To be sure, some employers have probably become more cautious about hiring as they wait to see how the delta variant impacts the economy, said Vanden Houten. And the government reports monthly data on job openings five weeks after it reports on the payrolls, so we only know there were a record 10.9 million available jobs as of the end of July; we don’t yet know about August.
But the spike in wages makes it likely that demand for workers continues to strengthen, Conrad DeQuadros and John Ryding, economic advisors at Brean Capital, wrote in a recent commentary. Between May and August, the average hourly wage increased 1.4%, double the three-month increase seen just before the pandemic began, government data shows. And those restaurant and bar wages? Average hourly pay for non-supervisory workers increased 1.3% in August, double or more the gain for any month in the two years before the pandemic.
'What's the Hurry?'
There’s comforting evidence, too, for people who have a job. The weekly volume of initial claims for unemployment benefits is headed down toward pre-pandemic levels, suggesting few layoffs. And nearly a third of small businesses surveyed by Kabbage said they had reallocated unused funds meant originally for new hires to increase the wages of existing staff.
Research shows that workers are indeed feeling pretty confident about finding a job. The Conference Board, a research group, revealed in its August consumer confidence survey that 54.6% of people believe jobs are plentiful, nearly the biggest share since 2000. More people are quitting, too. The rate at which people are voluntarily leaving their jobs has only been higher once (in April) in more than 20 years that the government has tracked it.

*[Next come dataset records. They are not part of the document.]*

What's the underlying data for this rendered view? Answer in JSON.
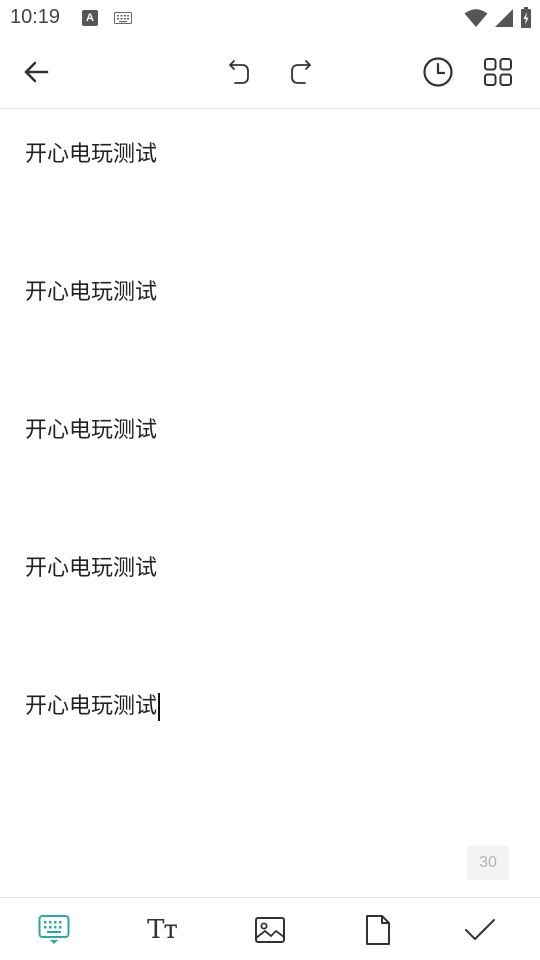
{
  "status_bar": {
    "time": "10:19",
    "a_badge": "A",
    "icons": [
      "keyboard-icon",
      "wifi-icon",
      "signal-icon",
      "battery-icon"
    ]
  },
  "toolbar": {
    "icons": [
      "back-arrow-icon",
      "undo-icon",
      "redo-icon",
      "clock-icon",
      "grid-icon"
    ]
  },
  "note": {
    "lines": [
      "开心电玩测试",
      "开心电玩测试",
      "开心电玩测试",
      "开心电玩测试",
      "开心电玩测试"
    ],
    "char_count": "30"
  },
  "bottom_bar": {
    "text_style_label": "Tт",
    "icons": [
      "keyboard-icon",
      "text-format-icon",
      "image-icon",
      "file-icon",
      "check-icon"
    ],
    "accent_color": "#2aa9a0"
  }
}
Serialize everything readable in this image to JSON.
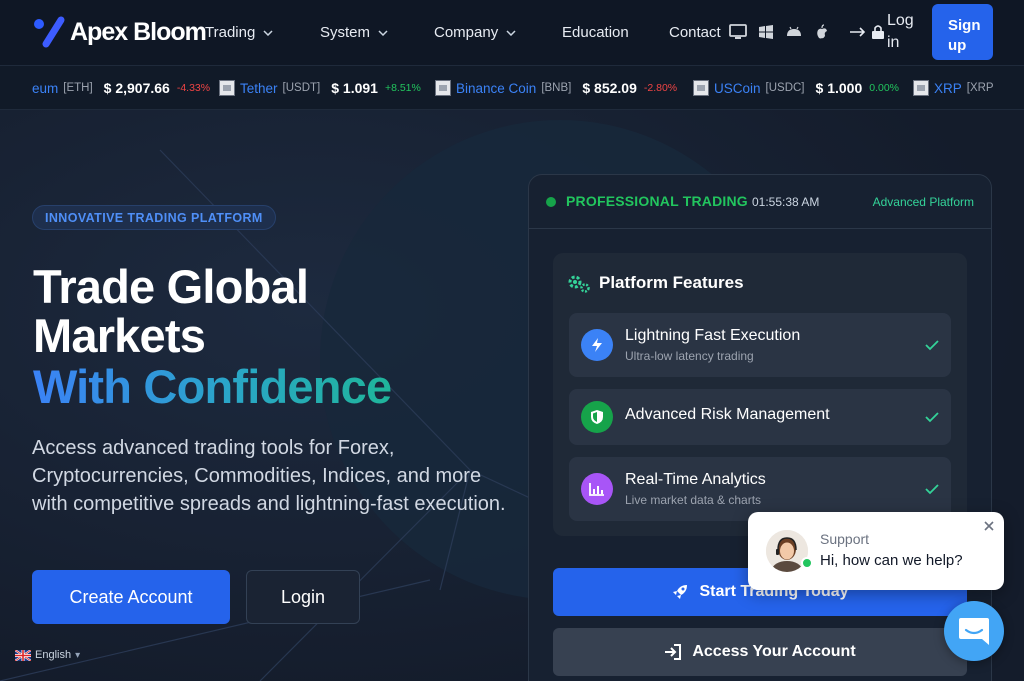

“What’s the hurry if you believe a job will be there when you’re ready and now is not your only opportunity to find employment?” House said.

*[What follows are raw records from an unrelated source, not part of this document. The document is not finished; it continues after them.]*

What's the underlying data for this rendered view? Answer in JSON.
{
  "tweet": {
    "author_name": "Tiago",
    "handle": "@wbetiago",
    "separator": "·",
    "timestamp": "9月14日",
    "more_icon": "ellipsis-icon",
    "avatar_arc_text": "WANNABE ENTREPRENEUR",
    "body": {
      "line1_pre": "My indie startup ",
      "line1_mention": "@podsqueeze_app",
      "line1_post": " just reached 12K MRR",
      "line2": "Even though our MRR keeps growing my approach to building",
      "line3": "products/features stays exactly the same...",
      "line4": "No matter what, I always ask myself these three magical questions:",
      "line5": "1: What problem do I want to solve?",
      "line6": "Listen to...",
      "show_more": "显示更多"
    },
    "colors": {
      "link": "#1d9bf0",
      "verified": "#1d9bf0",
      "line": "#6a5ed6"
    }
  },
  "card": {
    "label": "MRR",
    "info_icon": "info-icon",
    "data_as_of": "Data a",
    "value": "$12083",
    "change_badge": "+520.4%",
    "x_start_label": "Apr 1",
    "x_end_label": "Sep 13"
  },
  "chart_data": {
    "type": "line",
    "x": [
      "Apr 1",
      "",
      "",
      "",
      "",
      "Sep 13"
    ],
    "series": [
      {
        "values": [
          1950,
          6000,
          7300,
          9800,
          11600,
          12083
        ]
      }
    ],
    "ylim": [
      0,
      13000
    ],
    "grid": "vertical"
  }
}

While the economy has added back most of the 22.4 million jobs lost in a matter of months, there were still 5.3 million fewer jobs in August than in February 2020. Some have blamed the extra federal unemployment benefits for discouraging people from returning to the workforce, though studies show it wasn’t a big factor. (Some Republican governors—hoping to reduce the labor shortage—withdrew their states from the programs months before the Sept. 6 expiration date.)

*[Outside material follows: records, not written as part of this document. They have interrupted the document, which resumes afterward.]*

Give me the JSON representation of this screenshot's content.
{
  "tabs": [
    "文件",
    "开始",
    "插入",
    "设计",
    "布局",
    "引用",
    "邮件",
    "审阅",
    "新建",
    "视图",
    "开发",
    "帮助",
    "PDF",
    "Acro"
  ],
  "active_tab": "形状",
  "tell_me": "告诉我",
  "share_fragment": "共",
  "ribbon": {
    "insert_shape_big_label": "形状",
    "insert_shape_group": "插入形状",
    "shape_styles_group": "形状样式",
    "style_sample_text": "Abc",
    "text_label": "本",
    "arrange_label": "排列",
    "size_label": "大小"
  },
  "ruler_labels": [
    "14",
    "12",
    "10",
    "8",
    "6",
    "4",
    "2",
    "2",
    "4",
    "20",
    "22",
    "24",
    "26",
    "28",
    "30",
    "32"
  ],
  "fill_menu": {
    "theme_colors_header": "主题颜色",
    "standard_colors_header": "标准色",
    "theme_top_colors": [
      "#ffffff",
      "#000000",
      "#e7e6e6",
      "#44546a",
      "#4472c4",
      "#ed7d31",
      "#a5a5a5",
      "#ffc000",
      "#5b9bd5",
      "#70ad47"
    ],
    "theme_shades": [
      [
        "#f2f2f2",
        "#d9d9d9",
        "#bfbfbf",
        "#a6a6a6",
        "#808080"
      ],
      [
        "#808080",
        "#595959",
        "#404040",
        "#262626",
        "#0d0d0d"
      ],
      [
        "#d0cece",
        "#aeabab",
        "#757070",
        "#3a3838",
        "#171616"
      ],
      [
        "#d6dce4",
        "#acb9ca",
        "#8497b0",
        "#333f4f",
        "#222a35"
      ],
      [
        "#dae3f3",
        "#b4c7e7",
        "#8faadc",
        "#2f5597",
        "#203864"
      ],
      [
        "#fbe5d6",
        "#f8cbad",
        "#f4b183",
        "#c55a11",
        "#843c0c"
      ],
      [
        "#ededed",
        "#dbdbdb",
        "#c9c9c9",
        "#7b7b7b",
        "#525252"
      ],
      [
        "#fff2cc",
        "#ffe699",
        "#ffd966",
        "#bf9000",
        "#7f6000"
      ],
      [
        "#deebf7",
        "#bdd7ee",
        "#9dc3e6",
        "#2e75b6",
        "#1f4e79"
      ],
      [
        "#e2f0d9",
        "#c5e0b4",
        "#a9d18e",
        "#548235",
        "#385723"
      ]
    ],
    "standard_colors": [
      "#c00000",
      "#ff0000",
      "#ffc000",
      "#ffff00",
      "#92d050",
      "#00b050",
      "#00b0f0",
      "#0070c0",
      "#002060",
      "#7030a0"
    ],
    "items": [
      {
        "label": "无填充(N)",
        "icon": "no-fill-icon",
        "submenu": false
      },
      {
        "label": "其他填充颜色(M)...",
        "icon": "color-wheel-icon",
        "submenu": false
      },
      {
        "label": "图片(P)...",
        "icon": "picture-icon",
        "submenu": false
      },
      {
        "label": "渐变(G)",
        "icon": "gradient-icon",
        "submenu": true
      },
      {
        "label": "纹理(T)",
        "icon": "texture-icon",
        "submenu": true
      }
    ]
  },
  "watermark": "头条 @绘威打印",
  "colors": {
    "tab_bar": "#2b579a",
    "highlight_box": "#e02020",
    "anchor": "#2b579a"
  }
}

Some of the failure to fill open jobs may come down to a mismatch between the kind of opportunities there are and the skills and training people have, House said. The unemployment rate, at 5.2%, is at its lowest point of the pandemic but is still higher than the pre-pandemic range of 3%-4%, and it includes people who want to work but don’t want to transition to a different career.
Because of that and other factors, the end of federal unemployment benefits likely won’t make a big difference immediately, House said.
“Just because the calendar flipped to Sept. 6 doesn’t mean you’re going to see everyone go out and get a job,” she said.
The End of Extra Benefits
Eventually, though, the end of the extra benefits will have more of an effect, pushing some people back to work, House said. Investment bank Goldman Sachs, for example, predicted it would boost job growth in the U.S. by 1.3 million jobs by the end of the year.
This, coupled with any improvement in pandemic conditions, could begin to swing momentum away from workers, making August’s downturn more of a blip for the labor market than a sustained turn for the worse.
“We’re not expecting a big step back here,” Vanden Houten said. “We continue to be humbled by the course of the virus. But I don’t think we’re at a crossroads. We’re just slowing down a bit. We’re optimistic job growth will pick up again.”